Illinois unemployment celebrates another good month.
For the month of June, the Illinois Department of Employment Security found that non-farm, over-the-month payrolls saw an increase of 11,400 jobs, while non-farm, over-the-year payrolls saw an increase of 79,000 jobs with both sets of data providing a strong employment showing in some of the same industries and businesses. Meanwhile, the unemployment rate for the month sat at 4.3% based on preliminary data provided by the U.S. Bureau of Labor Statistics.
IDES Public Information Officer Sam Salustro details which industries and businesses benefited most from the prior month’s job market.
“We are seeing a lot of growth within areas like professional and business and hospitality and leisure. Those are indicative of much longer term trends that have been going on for many, many years. We look at the trends in individual industries to make sure that they are aligning with our expectations. Also, we look at the raw number of jobs that have been created and so, in this case it is 11,000 last month and over the year it has been about 80,000. Those are strong indicators of solid job growth with in Illinois and the United States. When you look at the individual areas, those are more longer termed trends that you are seeing which is why you are seeing a lot more job growth in areas like professional and business and hospitality and leisure.”

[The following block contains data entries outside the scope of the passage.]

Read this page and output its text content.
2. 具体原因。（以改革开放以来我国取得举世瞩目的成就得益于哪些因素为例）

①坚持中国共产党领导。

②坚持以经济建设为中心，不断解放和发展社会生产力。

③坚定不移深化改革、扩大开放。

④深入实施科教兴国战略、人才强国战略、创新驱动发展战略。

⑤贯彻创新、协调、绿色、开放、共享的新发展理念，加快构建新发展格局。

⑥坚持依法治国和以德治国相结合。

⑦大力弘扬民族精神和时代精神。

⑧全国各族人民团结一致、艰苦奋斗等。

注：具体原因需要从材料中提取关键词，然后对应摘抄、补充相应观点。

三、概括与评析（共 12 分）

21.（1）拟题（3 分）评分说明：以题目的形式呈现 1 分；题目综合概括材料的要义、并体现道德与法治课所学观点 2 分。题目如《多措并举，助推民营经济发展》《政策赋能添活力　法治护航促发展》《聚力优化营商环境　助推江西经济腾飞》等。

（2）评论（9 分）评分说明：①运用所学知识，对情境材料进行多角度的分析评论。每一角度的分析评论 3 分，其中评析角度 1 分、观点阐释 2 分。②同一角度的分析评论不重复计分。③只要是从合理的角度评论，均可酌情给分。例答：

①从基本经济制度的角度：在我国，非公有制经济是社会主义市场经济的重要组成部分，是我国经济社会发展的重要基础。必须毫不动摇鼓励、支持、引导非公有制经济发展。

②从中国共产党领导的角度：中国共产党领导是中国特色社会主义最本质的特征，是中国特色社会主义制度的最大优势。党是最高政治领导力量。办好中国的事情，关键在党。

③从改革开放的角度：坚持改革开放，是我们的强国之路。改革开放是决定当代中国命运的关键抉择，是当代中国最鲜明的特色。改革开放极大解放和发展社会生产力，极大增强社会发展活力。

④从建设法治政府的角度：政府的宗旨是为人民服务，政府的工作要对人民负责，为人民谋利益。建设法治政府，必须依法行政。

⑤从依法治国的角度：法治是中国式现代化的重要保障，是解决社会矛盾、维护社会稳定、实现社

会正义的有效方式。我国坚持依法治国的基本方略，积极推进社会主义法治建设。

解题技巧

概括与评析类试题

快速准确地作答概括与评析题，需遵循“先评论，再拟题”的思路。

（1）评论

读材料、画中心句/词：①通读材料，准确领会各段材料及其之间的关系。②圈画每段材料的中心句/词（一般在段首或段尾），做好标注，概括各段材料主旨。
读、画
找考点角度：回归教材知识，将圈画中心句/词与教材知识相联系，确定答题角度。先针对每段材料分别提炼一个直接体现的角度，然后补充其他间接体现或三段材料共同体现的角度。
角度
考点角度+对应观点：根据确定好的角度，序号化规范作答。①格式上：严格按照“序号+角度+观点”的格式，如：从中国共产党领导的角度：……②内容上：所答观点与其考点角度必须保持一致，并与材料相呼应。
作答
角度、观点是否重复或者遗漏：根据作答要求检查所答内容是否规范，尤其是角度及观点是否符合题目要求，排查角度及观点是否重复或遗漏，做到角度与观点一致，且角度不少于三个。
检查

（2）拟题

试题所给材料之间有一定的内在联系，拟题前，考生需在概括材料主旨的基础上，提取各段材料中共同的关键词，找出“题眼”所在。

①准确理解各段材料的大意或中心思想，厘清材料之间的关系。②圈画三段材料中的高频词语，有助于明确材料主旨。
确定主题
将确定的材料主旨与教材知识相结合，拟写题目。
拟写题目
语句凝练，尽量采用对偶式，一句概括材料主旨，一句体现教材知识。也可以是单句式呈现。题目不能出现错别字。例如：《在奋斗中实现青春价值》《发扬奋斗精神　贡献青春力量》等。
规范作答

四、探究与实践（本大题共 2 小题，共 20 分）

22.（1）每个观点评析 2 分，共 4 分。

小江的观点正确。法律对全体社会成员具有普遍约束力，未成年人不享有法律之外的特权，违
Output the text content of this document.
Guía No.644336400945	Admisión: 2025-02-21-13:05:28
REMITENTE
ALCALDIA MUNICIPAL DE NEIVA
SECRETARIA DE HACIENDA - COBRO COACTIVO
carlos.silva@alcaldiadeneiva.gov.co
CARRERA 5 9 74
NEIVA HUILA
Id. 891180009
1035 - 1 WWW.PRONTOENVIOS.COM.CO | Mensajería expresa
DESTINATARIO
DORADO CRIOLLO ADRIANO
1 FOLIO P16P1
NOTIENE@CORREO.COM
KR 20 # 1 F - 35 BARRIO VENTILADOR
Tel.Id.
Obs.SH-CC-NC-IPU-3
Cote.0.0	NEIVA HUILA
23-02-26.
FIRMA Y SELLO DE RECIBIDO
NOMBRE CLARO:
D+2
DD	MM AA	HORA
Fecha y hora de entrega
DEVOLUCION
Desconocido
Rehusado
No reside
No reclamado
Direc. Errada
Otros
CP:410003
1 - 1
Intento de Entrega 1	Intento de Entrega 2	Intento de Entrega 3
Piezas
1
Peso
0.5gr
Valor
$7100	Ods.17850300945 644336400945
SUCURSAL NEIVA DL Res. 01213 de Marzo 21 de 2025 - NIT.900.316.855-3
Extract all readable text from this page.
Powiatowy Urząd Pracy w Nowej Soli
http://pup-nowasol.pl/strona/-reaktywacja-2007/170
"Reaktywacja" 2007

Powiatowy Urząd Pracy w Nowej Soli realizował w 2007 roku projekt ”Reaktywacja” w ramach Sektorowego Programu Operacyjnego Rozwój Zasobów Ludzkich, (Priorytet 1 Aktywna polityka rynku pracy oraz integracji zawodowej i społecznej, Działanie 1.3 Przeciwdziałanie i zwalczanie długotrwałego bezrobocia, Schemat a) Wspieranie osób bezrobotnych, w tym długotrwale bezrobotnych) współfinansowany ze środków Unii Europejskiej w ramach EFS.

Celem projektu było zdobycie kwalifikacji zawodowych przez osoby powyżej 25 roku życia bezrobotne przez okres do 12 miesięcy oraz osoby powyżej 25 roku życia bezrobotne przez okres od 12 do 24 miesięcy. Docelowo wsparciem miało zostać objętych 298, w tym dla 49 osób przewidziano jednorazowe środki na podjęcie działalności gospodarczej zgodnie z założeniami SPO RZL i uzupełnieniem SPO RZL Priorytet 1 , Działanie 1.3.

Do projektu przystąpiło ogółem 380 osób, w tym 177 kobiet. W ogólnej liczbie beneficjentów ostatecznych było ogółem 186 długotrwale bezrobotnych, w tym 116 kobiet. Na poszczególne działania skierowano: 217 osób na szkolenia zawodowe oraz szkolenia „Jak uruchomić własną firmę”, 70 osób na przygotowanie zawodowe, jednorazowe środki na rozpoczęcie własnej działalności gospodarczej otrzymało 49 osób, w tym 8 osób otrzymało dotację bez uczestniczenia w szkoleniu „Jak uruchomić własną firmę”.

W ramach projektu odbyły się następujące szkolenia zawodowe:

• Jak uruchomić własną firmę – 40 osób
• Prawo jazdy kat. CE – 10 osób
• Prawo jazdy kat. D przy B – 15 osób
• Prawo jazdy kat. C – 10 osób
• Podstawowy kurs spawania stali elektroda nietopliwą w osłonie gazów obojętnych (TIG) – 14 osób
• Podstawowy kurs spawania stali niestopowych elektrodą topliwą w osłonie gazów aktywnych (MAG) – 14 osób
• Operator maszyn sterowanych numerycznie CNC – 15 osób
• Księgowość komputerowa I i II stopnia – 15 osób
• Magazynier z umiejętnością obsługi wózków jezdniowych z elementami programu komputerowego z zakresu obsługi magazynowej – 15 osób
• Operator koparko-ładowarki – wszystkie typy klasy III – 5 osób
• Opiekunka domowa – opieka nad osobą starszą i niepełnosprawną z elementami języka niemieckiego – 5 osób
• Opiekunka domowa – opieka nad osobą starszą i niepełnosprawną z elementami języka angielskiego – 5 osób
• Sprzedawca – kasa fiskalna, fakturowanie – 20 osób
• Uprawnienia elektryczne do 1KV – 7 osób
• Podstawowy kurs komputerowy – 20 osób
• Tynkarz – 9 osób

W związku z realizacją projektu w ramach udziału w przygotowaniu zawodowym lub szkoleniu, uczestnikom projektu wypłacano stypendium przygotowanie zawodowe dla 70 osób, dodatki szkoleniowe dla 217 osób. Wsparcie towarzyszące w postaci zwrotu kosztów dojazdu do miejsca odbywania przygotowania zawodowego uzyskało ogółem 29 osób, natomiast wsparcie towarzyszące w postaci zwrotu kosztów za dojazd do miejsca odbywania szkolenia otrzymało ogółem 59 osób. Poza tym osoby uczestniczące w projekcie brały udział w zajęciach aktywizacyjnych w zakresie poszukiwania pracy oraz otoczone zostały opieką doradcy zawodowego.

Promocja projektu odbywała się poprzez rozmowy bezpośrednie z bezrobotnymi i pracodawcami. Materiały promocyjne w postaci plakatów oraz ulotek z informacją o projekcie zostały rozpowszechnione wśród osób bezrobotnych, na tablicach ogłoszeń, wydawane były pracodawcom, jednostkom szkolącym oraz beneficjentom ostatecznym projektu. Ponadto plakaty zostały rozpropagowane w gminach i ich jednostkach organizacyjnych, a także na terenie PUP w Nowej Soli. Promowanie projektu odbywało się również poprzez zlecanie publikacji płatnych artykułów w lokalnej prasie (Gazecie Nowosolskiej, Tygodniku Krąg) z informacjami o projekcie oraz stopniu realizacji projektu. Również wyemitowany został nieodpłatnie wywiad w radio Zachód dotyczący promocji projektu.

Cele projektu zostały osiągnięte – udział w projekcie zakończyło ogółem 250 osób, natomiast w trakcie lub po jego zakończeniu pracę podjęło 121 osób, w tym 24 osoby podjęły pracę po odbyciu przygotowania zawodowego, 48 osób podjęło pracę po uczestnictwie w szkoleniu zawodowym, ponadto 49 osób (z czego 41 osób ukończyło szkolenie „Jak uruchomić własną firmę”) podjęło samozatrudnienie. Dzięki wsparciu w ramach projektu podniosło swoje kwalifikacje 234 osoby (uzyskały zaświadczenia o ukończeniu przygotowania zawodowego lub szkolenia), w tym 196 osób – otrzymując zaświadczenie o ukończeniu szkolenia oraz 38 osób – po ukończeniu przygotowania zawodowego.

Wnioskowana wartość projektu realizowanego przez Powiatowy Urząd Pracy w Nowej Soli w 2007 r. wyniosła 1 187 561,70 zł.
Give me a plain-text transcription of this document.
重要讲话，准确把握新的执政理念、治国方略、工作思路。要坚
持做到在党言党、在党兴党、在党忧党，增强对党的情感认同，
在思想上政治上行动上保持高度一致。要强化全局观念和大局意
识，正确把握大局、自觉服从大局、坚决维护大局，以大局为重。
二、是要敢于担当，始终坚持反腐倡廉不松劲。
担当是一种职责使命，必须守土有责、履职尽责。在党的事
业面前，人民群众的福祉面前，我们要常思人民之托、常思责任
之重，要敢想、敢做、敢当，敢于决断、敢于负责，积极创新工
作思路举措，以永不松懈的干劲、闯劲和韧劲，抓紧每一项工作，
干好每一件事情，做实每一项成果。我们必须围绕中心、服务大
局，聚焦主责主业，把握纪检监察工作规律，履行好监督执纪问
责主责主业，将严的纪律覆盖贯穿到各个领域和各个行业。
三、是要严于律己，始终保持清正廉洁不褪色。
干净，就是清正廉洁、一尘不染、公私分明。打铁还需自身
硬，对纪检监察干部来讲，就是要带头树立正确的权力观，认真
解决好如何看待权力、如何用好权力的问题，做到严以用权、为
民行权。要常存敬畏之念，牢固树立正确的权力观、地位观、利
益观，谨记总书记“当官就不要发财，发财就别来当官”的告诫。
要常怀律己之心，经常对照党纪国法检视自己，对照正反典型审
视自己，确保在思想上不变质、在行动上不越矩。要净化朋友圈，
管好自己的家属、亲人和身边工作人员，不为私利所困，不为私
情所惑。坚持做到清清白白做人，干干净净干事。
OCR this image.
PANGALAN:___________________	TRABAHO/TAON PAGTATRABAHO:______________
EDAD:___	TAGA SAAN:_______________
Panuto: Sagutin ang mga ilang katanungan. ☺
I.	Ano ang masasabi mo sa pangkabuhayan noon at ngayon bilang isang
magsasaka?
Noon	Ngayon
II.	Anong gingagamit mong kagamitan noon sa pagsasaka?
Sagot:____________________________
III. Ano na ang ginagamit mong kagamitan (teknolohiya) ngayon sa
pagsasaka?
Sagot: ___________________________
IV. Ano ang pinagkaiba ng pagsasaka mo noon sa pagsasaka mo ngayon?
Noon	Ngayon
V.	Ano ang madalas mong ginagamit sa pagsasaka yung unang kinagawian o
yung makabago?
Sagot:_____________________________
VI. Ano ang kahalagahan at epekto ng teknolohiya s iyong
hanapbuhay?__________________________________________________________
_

The state also show a decline in unemployed workers from the prior month at almost 3%. The unemployment rate identifies any individual who is currently out of work and is seeking employment. Salustro explains why that is and how to tell if someone qualifies as being labeled unemployed by the state.
“This is based off surveyed data. It is actually getting in touch with real people and figuring out what their situation is and then using that data to extrapolate bigger numbers. Something that we also have in there, we talk about the labor force and it grew a little bit last month. So everyone that is of working age and if they are participating in the labor market or not [is a part of the labor force.] There is a lot of people that are unemployed and not seeking work for any number of reasons, but usually when you look at an economy, you want to see the job force growing to some degree and that is what we are seeing here in Illinois. Which means that there are people who, at one point in time were not looking for work but now are actually seeking work.”
Salustro also talks about how Illinois stacks up with the rest of the U. S. on unemployment and what that says about our economy and how our state is being run.
“Illinois usually has an unemployment rate that is a touch higher than what the national level is. That is just the nature of what our economy is like as it has been like that for a long time. With that said, we are usually between half a percentage and one percentage higher, so the fact that we are on the lower end of that scale is a good indication of the strength of our economy here in Illinois.”
To help connect job seekers and employers who are hiring, IDES maintains the state’s largest job search engine, IllinoisJoblink.com which can be used to post resumes and search for available jobs across the state.